Command Injection in Flask with Bearer Tokens
Command Injection in Flask with Bearer Tokens — how this specific combination creates or exposes the vulnerability
Command Injection occurs when an attacker can inject and execute arbitrary system commands on the host. In Flask APIs that use Bearer Tokens for authentication, the combination of dynamic input from HTTP headers and unsafe subprocess invocation can expose these vulnerabilities. A common pattern is reading the Authorization header (e.g., request.headers.get("Authorization")), validating or extracting a token, and then using data from the request — such as a filename or user-controlled parameter — in a shell command constructed via string interpolation. Because the API may treat the Bearer Token as trusted metadata, developers sometimes mistakenly believe that authentication alone prevents command injection, but authentication and input validation are separate concerns.
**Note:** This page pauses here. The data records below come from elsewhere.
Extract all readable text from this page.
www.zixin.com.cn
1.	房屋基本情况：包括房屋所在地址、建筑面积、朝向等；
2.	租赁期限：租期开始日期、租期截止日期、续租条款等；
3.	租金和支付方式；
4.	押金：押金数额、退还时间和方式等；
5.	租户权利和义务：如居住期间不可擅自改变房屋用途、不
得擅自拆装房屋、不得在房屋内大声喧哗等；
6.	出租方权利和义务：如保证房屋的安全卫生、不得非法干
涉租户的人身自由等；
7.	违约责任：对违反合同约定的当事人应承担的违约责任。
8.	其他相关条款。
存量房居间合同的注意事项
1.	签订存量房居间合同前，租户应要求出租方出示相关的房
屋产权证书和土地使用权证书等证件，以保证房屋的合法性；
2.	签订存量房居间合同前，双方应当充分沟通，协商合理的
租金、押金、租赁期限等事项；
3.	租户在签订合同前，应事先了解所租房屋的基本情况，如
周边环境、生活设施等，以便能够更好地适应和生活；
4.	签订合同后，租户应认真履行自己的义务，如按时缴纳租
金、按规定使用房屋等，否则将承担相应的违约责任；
Consider a Flask endpoint that accepts a filename via query or body and passes it to a shell utility like tar or grep. If the developer builds the command using Python string formatting, an attacker-supplied filename such as ; cat /etc/passwd or $(id) can lead to arbitrary command execution. The presence of a Bearer Token does not sanitize this input. In some designs, the token is forwarded to downstream services or used in logging; if those logs or downstream calls incorporate unchecked data into shell commands, the token’s context may inadvertently aid privilege escalation or data exfiltration. Moreover, an unauthenticated LLM endpoint or SSRF-related misconfiguration can complement weak input validation, increasing the attack surface when tokens are handled inconsistently across services.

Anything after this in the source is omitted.